Various covers commissioned by Guild Of Master Craftsman Publications, I B Tauris and Music Sales
A jolly midsummer farce required a jolly midsummer look, so candy stripes do the trick. It has the two main themes of love and money bound together by script which nods to Falstaff’s multiple love letters, reproduced on the back of the postcard, complete with greasy-knight stains and sack glass stains.
An extensive tome running to over 700 pages chronicling the history of Western Classical Music. The book sections were organised by decade and each had a background history then a year by year chronology. I chose a chapter colour sampled from the image used to illustrate the section. My biggest challenge to myself was organising the diary texts around the images!
Client: Omnibus Press
A series of covers for a comprehensive collection of the works of Béla Bartók. Each instrument has its own colour and within that colour, shades are used for different arrangements for that instrument. Béla Bartók's signature is a spot varnish on these matte covers. I really enjoyed sorting out the typography for these book covers.
Client: Boosey & Hawkes
I always love working with great images, especially of musical instruments and especially the saxophone. This series gave me the opportunity to indulge my pleasure in playing with lettering to make a logo style with a title and subtitle text combination. I also love to create a stark white panel base for type like this when there's a lovely rich photograph to accompany it.
Client: Faber Music
A logo for my niece Rosie who is a successful garden designer. I was delighted to be able to use our favourite ginkgo tree leaf which happily had been rained on the day before.
Logos for Wetmore Clinic, a small chiropractic clinic with the seven leaves representing the seven ages of man.
A logo for the independent shops in Ludlow
TwoScore theatre company's simple but effective 'score' logo.
A logo for a Thomas Paine literary festival in Lewes.

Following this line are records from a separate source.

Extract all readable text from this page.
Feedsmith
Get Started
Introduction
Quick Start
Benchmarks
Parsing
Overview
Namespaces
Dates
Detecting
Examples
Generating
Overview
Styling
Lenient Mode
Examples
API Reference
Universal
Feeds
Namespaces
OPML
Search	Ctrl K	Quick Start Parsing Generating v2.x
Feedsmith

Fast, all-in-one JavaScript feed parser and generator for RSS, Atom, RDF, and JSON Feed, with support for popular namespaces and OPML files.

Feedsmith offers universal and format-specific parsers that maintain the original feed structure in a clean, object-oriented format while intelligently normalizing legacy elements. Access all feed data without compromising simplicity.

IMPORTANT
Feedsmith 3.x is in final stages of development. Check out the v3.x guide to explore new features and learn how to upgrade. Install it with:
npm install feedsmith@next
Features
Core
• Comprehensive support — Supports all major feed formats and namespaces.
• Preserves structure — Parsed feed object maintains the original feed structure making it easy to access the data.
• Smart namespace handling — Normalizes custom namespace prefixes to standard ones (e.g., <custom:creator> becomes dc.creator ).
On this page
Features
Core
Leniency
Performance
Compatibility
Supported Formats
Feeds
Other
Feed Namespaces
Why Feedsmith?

A Fairground theme seemed appropriate for these compilations with their wide variety of performers and styles.
Client: Faber Music
Appropriately for a leading London-based music publisher these huge graphic panels were commissioned by Music Sales as decoration for their Frith Street office reception area. The layout allowed me free reign to use all the musical lyric quotes I love within a graphic context. Each one was installed according to the season.
Client: Music Sales
Cover and book design for a special personal project by a local photographer, Geoffrey Adams, showcasing his work and thesis on the nature of time and stone in the landscape around Shropshire and Herefordshire. The original book was contained within a handmade box which included a set of prints. To be able to display his images to their best advantage within the book, I made sure that photographs backed on to photographs and text pages onto text pages to avoid the effect of showthrough. It was a delight to use a little-used font for this, the beautiful Monotype Bell.
Client: Geoffrey Adams
Sometimes I have too many ideas and can't decide! Inevitably I produce designs that don't get chosen but I still like enough not to throw them out altogether. Here are a few that didn't make it to the press.
Only one can go through of course, but these others were too good not to show.
I was always a fan of the old Guardian use of Helvetica and New Caledonia as a combo so I mercilessly stole the look for this project. Which set the style for a big series for GMC. It was fun to design the symbols too.